CS262B Reading Summary
Practical Byzantine Fault Tolerance
Miguel Castro and Barbara Liskov
Summary by Feng Zhou
3/10/2004
Strong points of the paper are:
- The paper presents an algorithm for asynchrony state machine
replication tolerating Byzantine faults. The asynchrony part is
important because synchrony themes are vulnerable to attacks that can
destroys liveness. The asynchrony factor results in the number of
replica required to 3f+1, instead of 2f+1 required for synchrony
systems.
- The basic invariant that the algorithm achieves is that all
unfaulty replica agree on the operations executed and the order of
them, and the clients get correct execution results. The primitive
building block is the Byzantine consensus protocol, which basically
makes sure that in the presence of at most f faulty nodes, all
un-faulty nodes in 3f+1 nodes will agree on one bit of information sent
by a certain node (possibly faulty too).

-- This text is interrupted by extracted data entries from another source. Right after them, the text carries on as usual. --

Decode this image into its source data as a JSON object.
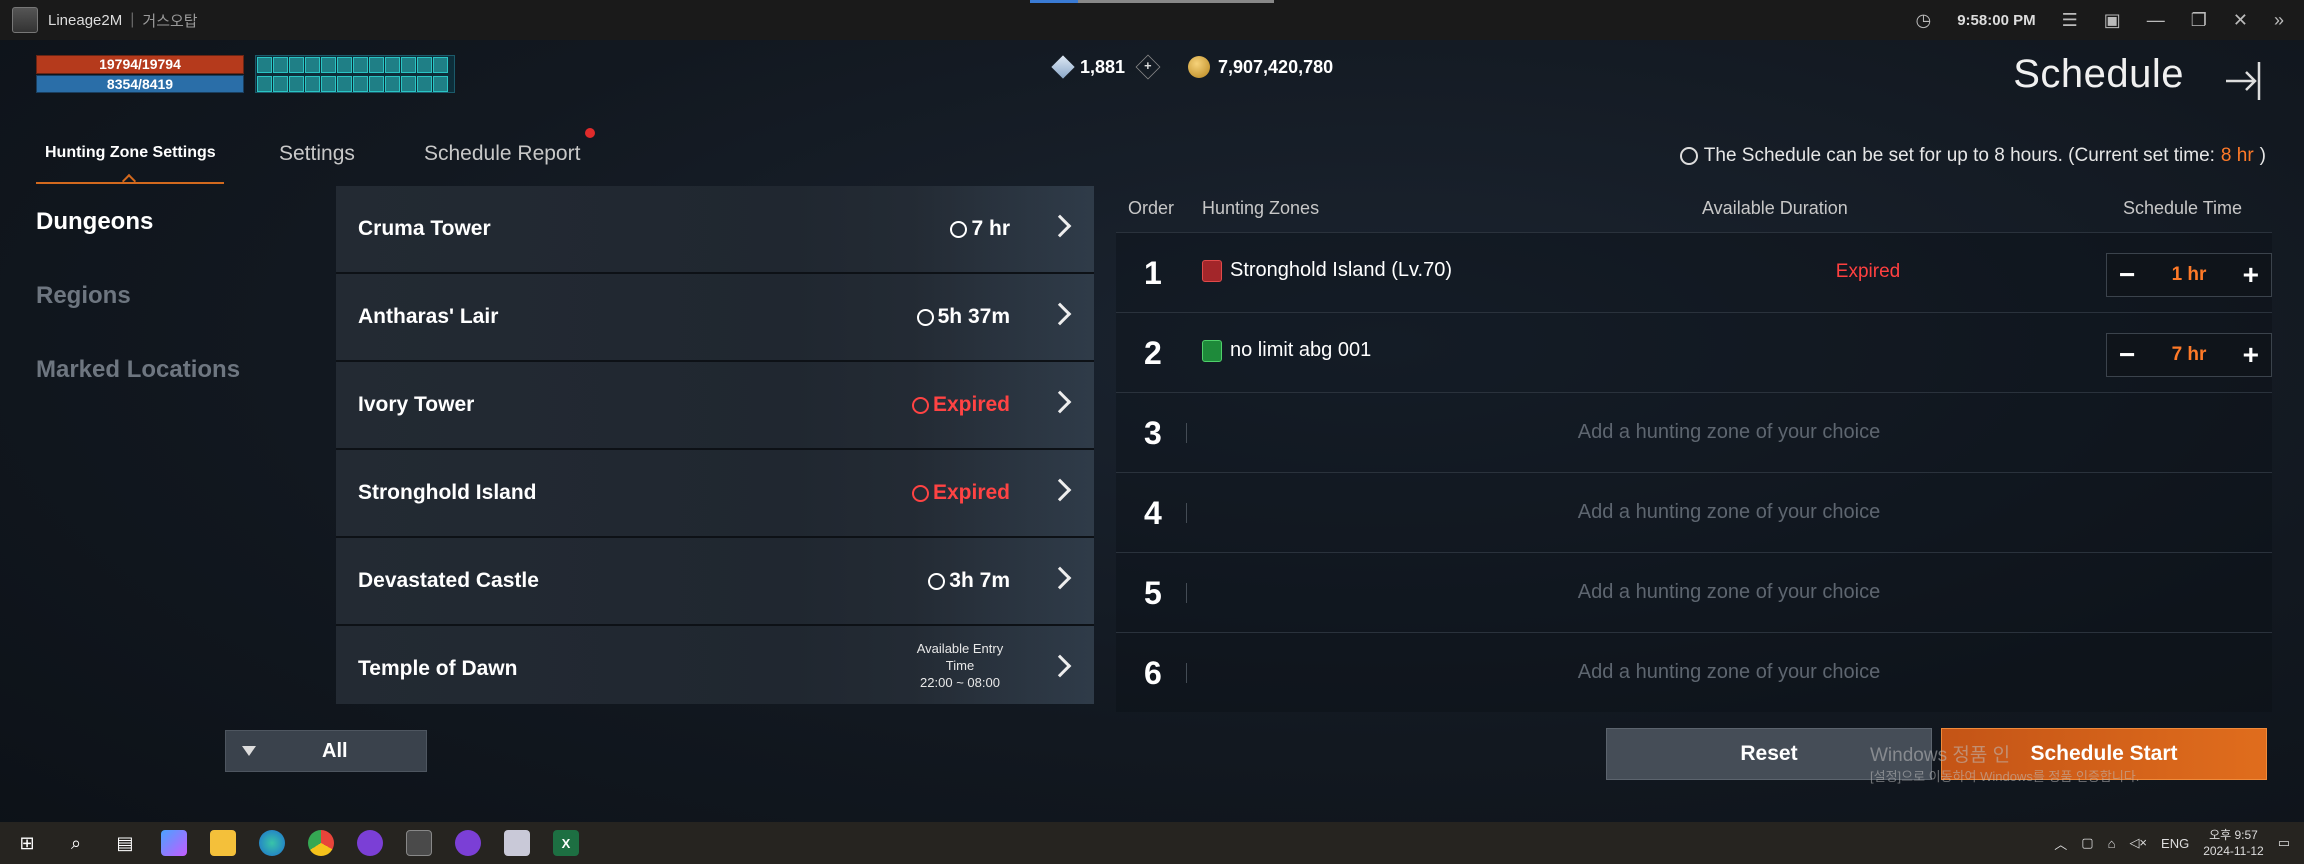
{
  "window": {
    "app_name": "Lineage2M",
    "server": "거스오탑",
    "clock": "9:58:00 PM"
  },
  "hud": {
    "hp": "19794/19794",
    "mp": "8354/8419",
    "diamonds": "1,881",
    "adena": "7,907,420,780"
  },
  "header": {
    "title": "Schedule"
  },
  "tabs": [
    {
      "label": "Hunting Zone Settings"
    },
    {
      "label": "Settings"
    },
    {
      "label": "Schedule Report"
    }
  ],
  "notice": {
    "text": "The Schedule can be set for up to 8 hours. (Current set time: ",
    "highlight": "8 hr",
    "close": ")"
  },
  "categories": [
    {
      "label": "Dungeons"
    },
    {
      "label": "Regions"
    },
    {
      "label": "Marked Locations"
    }
  ],
  "dungeons": [
    {
      "name": "Cruma Tower",
      "duration": "7 hr"
    },
    {
      "name": "Antharas' Lair",
      "duration": "5h 37m"
    },
    {
      "name": "Ivory Tower",
      "duration": "Expired"
    },
    {
      "name": "Stronghold Island",
      "duration": "Expired"
    },
    {
      "name": "Devastated Castle",
      "duration": "3h 7m"
    },
    {
      "name": "Temple of Dawn",
      "entry_label_1": "Available Entry",
      "entry_label_2": "Time",
      "entry_time": "22:00 ~ 08:00"
    }
  ],
  "schedule_table": {
    "headers": {
      "order": "Order",
      "zones": "Hunting Zones",
      "available": "Available Duration",
      "time": "Schedule Time"
    },
    "rows": [
      {
        "order": "1",
        "zone": "Stronghold Island (Lv.70)",
        "available": "Expired",
        "time": "1 hr"
      },
      {
        "order": "2",
        "zone": "no limit abg 001",
        "available": "",
        "time": "7 hr"
      },
      {
        "order": "3",
        "placeholder": "Add a hunting zone of your choice"
      },
      {
        "order": "4",
        "placeholder": "Add a hunting zone of your choice"
      },
      {
        "order": "5",
        "placeholder": "Add a hunting zone of your choice"
      },
      {
        "order": "6",
        "placeholder": "Add a hunting zone of your choice"
      }
    ],
    "minus": "−",
    "plus": "+"
  },
  "footer": {
    "filter": "All",
    "reset": "Reset",
    "start": "Schedule Start"
  },
  "watermark": {
    "line1": "Windows 정품 인",
    "line2": "[설정]으로 이동하여 Windows를 정품 인증합니다."
  },
  "taskbar": {
    "lang": "ENG",
    "time": "오후 9:57",
    "date": "2024-11-12"
  }
}
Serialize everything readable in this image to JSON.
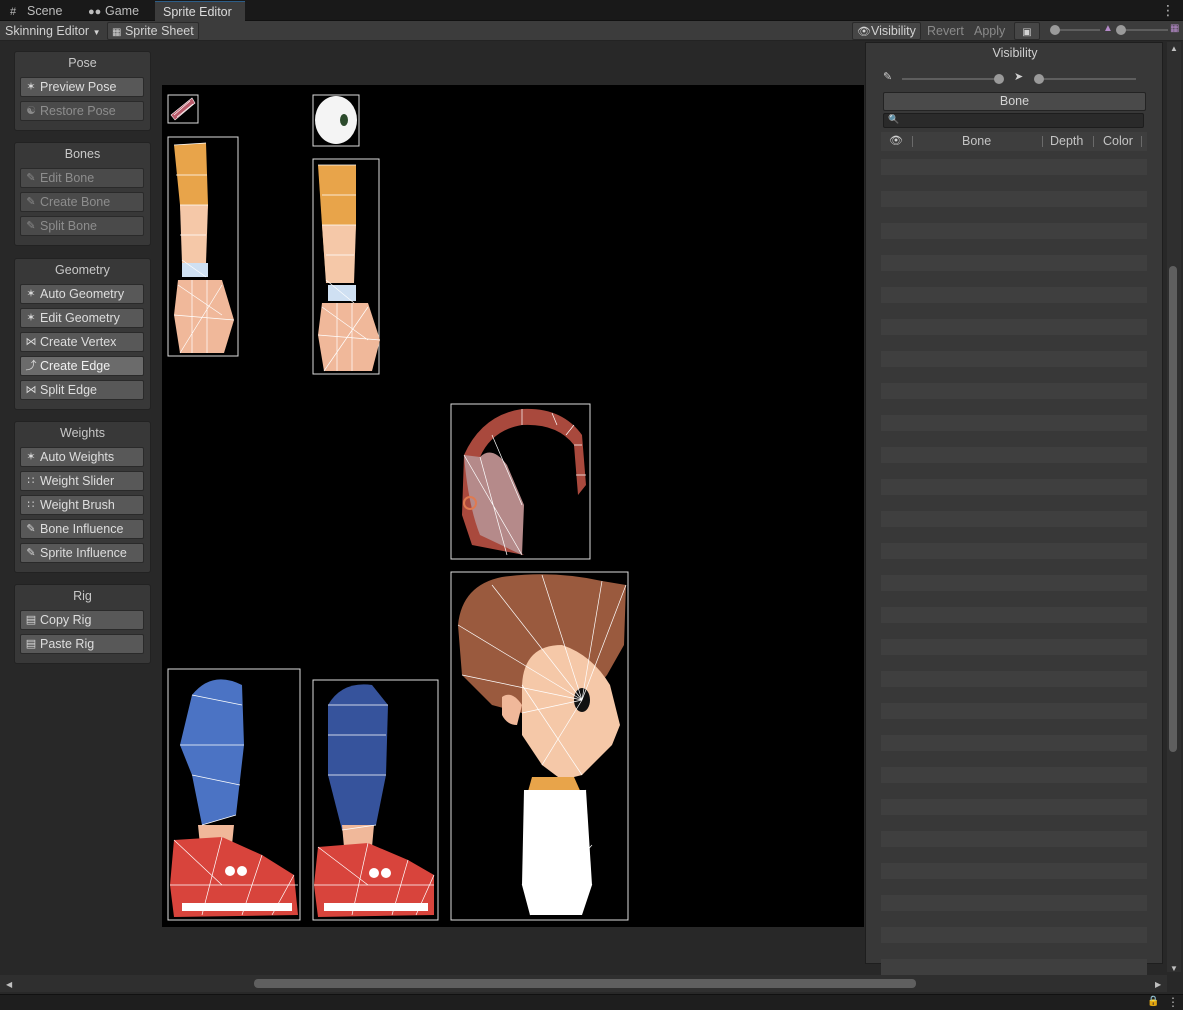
{
  "tabs": [
    {
      "label": "Scene",
      "icon": "grid-icon"
    },
    {
      "label": "Game",
      "icon": "gamepad-icon"
    },
    {
      "label": "Sprite Editor",
      "icon": ""
    }
  ],
  "active_tab": "Sprite Editor",
  "toolbar": {
    "mode_dropdown": "Skinning Editor",
    "sprite_sheet": "Sprite Sheet",
    "visibility": "Visibility",
    "revert": "Revert",
    "apply": "Apply"
  },
  "tool_groups": [
    {
      "title": "Pose",
      "tools": [
        {
          "label": "Preview Pose",
          "icon": "preview-pose-icon",
          "state": "enabled"
        },
        {
          "label": "Restore Pose",
          "icon": "restore-pose-icon",
          "state": "disabled"
        }
      ]
    },
    {
      "title": "Bones",
      "tools": [
        {
          "label": "Edit Bone",
          "icon": "edit-bone-icon",
          "state": "disabled"
        },
        {
          "label": "Create Bone",
          "icon": "create-bone-icon",
          "state": "disabled"
        },
        {
          "label": "Split Bone",
          "icon": "split-bone-icon",
          "state": "disabled"
        }
      ]
    },
    {
      "title": "Geometry",
      "tools": [
        {
          "label": "Auto Geometry",
          "icon": "auto-geometry-icon",
          "state": "enabled"
        },
        {
          "label": "Edit Geometry",
          "icon": "edit-geometry-icon",
          "state": "enabled"
        },
        {
          "label": "Create Vertex",
          "icon": "create-vertex-icon",
          "state": "enabled"
        },
        {
          "label": "Create Edge",
          "icon": "create-edge-icon",
          "state": "active"
        },
        {
          "label": "Split Edge",
          "icon": "split-edge-icon",
          "state": "enabled"
        }
      ]
    },
    {
      "title": "Weights",
      "tools": [
        {
          "label": "Auto Weights",
          "icon": "auto-weights-icon",
          "state": "enabled"
        },
        {
          "label": "Weight Slider",
          "icon": "weight-slider-icon",
          "state": "enabled"
        },
        {
          "label": "Weight Brush",
          "icon": "weight-brush-icon",
          "state": "enabled"
        },
        {
          "label": "Bone Influence",
          "icon": "bone-influence-icon",
          "state": "enabled"
        },
        {
          "label": "Sprite Influence",
          "icon": "sprite-influence-icon",
          "state": "enabled"
        }
      ]
    },
    {
      "title": "Rig",
      "tools": [
        {
          "label": "Copy Rig",
          "icon": "copy-rig-icon",
          "state": "enabled"
        },
        {
          "label": "Paste Rig",
          "icon": "paste-rig-icon",
          "state": "enabled"
        }
      ]
    }
  ],
  "visibility_panel": {
    "title": "Visibility",
    "tab": "Bone",
    "search_value": "",
    "columns": [
      "Bone",
      "Depth",
      "Color"
    ]
  },
  "colors": {
    "background": "#282828",
    "panel": "#383838",
    "button": "#585858",
    "active_tab_accent": "#2c5d87",
    "canvas": "#000000"
  }
}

The algorithm in this paper
achieve its goals by introducing a primary to order and multicast all
requests on behalf of the clients. The consensus protocol is used in
various stages to ensure that every replica agrees with each other.
"Checkpointing" is used to limit the size logs. "Views" are used to
deal with a faulty primary.
One major flaw.
I don't understand the read-only optimization. It seems that it
cannot guarantee that all replica see the same service state when
executing the request, and thus may return different results. The
paper isn't clear why this cannot be true.